Author: G. Blaine Baker
Publisher: University of Toronto Press
Published: 1981-01-01
Total Pages: 609
ISBN-13: 1442648155
DOWNLOAD EBOOKThe essays in this volume deal with the legal history of the Province of Quebec, Upper and Lower Canada, and the Province of Canada between the British conquest of 1759 and confederation of the British North America colonies in 1867. The backbone of the modern Canadian provinces of Ontario and Quebec, this geographic area was unified politically for more than half of the period under consideration. As such, four of the papers are set in the geographic cradle of modern Quebec, four treat nineteenth-century Ontario, and the remaining four deal with the St. Lawrence and Great Lakes watershed as a whole. The authors come from disciplines as diverse as history, socio-legal studies, women's studies, and law.
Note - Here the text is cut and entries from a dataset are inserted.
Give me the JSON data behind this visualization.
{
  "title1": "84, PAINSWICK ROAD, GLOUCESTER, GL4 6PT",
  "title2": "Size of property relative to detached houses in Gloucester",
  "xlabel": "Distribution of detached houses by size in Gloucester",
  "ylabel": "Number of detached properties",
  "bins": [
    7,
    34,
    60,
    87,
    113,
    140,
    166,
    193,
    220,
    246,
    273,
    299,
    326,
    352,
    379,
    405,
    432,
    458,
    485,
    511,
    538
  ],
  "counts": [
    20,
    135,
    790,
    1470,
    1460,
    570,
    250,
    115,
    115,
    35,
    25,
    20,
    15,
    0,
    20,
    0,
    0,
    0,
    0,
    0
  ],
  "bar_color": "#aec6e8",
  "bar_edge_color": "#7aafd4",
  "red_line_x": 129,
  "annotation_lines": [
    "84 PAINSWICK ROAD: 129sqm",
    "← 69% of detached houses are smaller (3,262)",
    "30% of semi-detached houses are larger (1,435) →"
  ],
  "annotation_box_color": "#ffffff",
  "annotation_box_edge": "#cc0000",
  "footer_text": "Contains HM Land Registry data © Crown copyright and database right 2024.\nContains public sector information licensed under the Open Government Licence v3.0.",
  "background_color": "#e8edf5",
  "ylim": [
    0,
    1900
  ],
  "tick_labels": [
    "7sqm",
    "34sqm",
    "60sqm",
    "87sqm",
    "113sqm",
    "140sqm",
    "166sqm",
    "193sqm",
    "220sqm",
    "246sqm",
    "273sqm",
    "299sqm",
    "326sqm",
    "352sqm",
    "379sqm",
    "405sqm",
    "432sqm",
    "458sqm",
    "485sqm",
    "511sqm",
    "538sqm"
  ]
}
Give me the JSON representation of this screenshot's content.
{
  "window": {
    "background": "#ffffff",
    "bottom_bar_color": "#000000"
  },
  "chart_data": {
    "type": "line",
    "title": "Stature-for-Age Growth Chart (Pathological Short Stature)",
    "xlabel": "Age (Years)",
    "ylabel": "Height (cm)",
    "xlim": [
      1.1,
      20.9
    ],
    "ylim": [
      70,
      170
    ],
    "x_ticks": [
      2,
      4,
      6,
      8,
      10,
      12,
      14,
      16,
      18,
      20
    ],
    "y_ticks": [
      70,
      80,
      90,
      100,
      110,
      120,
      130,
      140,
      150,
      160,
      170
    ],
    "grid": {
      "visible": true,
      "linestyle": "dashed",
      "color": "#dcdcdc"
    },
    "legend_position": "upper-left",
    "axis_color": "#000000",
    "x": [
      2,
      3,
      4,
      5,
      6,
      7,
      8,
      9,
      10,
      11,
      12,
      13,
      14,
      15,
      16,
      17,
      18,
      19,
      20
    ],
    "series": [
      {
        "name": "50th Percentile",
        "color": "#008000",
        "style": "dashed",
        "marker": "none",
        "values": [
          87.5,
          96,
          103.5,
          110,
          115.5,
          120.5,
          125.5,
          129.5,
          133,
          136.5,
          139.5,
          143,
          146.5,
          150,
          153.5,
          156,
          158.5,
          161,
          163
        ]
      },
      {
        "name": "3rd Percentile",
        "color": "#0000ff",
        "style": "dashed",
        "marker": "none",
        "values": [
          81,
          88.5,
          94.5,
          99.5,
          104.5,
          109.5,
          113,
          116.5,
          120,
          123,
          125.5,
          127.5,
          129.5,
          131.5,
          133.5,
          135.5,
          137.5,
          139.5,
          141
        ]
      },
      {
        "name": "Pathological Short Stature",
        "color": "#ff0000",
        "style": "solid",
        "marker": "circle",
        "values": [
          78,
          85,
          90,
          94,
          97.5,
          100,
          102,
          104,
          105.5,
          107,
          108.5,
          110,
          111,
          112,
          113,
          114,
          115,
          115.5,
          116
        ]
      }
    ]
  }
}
The majority make substantial use of second-language sources in their essays, which shade into intellectual history, social and family history, regulatory history, and political history.
Author: Robert J. Sharpe
Publisher: University of Toronto Press
Published: 2003-01-01
Total Pages: 636
ISBN-13: 9780802089526
DOWNLOAD EBOOKEngaging and incisive, Brian Dickson: A Judge's Journey traces Dickson's life from a Depression-era boyhood in Saskatchewan, to the battlefields of Normandy, the boardrooms of corporate Canada and high judicial office, and provides an inside look at the work of the Supreme Court during its most crucial period.